“Marry” or “Get married to”? – 間違いやすい英単語の用法

英文法・語法

 Marryは簡単に見えて用法が大変難しい単語です。当記事では、marryの文法と意味についてサンプルセンテンスを使って順に説明させていただきます。

まずはじめに、クイズをやってみてください。以下の中で「私は彼女と結婚します」という意味になる正しい文はどれでしょうか?

(A) I will marry to her.
(B) I will marry her.
(C) I will marry with her.
(D) I will get married her.
(E) I will get married to her.

答えは以下のとおりです。

正しい文 – (B)(E)
誤り文 – (A)(C)(D)

 確信を持って100%正しく答えられた方は、当記事の前半は飛ばし読みしてください。間違いがあったり、ヤマ感で当たってしまったという方は全体をじっくり読んでみてください。

Marry SOMEONE誰かと 結婚する

 単純に「誰かと結婚する」という場合は、以下のようにmarry SOMEONEという表記を使います。

I will marry her.
彼女と結婚します。
I married him.
彼と結婚しました。

 marry SOMEONE の表記では、前置詞to, withどちらも不要です。

 以下のような相手を指定しない表記も可能です。

We will marry next year.
私たちは来年結婚します。

Get married to SOMEONE誰かと 結婚する

 Marry と get married は どちらも「結婚する」という意味ですが、get married は、marryに比べ「結婚していない状態から結婚する状態へ変化する」というニュアンスを含みます。明確な使い分けがあるわけではないのですが、例えば、ついに独身を卒業する、または結婚することにより生活が変化するというようなコンテキストではget marriedの方が適していると言えます。

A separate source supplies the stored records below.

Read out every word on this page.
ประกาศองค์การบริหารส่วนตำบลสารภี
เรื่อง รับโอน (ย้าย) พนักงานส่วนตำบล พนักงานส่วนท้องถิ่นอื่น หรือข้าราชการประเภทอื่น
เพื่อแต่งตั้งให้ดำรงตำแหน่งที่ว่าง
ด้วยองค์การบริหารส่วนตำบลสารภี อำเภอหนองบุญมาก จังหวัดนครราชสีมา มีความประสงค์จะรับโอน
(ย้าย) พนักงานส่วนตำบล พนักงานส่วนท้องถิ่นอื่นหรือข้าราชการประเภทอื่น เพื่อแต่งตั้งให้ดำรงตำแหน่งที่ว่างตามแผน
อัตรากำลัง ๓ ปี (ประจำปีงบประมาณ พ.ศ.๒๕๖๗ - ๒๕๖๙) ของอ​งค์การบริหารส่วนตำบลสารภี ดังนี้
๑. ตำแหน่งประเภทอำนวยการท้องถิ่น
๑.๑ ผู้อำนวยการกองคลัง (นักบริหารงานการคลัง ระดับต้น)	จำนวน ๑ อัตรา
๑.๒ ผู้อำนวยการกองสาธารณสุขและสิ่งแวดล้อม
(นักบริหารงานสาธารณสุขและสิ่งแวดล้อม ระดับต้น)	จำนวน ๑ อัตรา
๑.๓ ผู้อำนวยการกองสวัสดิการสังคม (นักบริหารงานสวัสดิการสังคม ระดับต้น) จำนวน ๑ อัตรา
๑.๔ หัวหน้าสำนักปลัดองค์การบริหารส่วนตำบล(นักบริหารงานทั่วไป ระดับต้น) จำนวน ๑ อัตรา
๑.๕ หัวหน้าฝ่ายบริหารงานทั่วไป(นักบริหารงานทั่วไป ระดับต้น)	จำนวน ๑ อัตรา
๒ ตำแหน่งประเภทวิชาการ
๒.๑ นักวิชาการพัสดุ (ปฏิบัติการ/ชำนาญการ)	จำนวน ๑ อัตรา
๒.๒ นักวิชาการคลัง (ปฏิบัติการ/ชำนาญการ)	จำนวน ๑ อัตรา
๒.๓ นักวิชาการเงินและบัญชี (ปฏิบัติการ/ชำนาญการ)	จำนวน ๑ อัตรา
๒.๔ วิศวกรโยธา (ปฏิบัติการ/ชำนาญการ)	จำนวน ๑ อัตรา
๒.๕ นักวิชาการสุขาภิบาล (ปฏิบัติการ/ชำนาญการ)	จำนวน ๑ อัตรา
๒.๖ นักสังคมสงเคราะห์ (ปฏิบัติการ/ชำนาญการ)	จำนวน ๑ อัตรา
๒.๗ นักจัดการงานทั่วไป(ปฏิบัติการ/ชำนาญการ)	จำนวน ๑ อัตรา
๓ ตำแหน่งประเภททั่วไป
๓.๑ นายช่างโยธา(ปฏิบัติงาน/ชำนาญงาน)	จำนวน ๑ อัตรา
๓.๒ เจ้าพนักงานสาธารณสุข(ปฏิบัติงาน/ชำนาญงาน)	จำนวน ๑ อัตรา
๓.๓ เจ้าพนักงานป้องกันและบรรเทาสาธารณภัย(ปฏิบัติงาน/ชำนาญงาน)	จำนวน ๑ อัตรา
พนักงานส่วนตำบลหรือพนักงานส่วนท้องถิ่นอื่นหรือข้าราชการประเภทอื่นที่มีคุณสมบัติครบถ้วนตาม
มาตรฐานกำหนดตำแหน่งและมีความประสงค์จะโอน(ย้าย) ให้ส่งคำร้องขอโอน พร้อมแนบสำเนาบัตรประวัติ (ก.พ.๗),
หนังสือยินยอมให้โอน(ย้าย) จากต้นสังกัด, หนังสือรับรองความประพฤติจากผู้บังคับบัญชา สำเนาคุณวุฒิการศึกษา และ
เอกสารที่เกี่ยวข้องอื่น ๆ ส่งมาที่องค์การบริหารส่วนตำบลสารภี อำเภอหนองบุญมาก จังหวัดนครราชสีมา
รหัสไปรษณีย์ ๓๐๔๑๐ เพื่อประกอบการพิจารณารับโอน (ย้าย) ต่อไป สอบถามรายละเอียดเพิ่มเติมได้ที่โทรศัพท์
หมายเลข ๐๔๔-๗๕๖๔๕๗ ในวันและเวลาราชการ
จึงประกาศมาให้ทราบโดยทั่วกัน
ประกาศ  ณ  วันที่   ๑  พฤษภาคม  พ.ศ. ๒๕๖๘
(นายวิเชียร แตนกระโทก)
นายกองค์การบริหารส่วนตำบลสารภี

I will get married to her.
彼女と結婚します。
I got married to him.
彼と結婚しました。

 Get married のmarriedは形容詞です。SOMEONEの前に必ず前置詞toが必要です。With は使いません。

 以下のような相手を指定しない表記も可能です。

I got married last week.
先週結婚しました。

Marry to・Marry off to – 嫁がせる・結婚させる

 ここが、学習者が混乱しやすいところですが、marry to という表記は「(ある家へ・誰かへ)嫁がせる・結婚させる」という意味になります。従来marryには「結合させる」という意味があり、(例)You’ll need to marry the investors to your plan if you want to get funding for it.「資金を得たいのであれば、投資家をあなたのアイデアに合意させる必要がある。」のように「結婚」以外のコンテキストで頻繁に使われています。つまり結婚においては「誰か、または別の家族へ結合させる」=「嫁がせる」という意味になるわけです。

Ann’s father will marry her to Paul.
Annのお父さんは彼女をPaulへ嫁がせたいと思っている。

 しかし実際には以下のように句動詞、marry off 「嫁がせる」を使う表現がより一般的です。

Ann’s father will marry her off to Paul.
Annのお父さんは彼女をPaulへ嫁がせたいと思っている。

 また、「~へ嫁ぐ」という意味の句動詞 marry into ~を使った表現も同様の場面でよく使われます。この場合、「嫁がせる」ではなく、「嫁ぐ」の意味になるため、以下のような語順になります。

My parents want me to marry into a wealthy family.
両親は私に裕福な家へ嫁いでもらいたいと思っている。

Be married – 結婚している

最後に be married を説明します。Be marriedは「結婚している」というステータスを表します。

I am married.
私は結婚しています。

I was married to an American.  
私はアメリカ人と結婚していました。(今はそのアメリカ人とは結婚していない。)

I’ve been married for 2 years. 結婚して2年になります。

 以上、marryの用法を説明しました。頻繁に使う単語ではないと思いますが、使うときに当記事を思い出して再確認するようにしてください。 Good luck!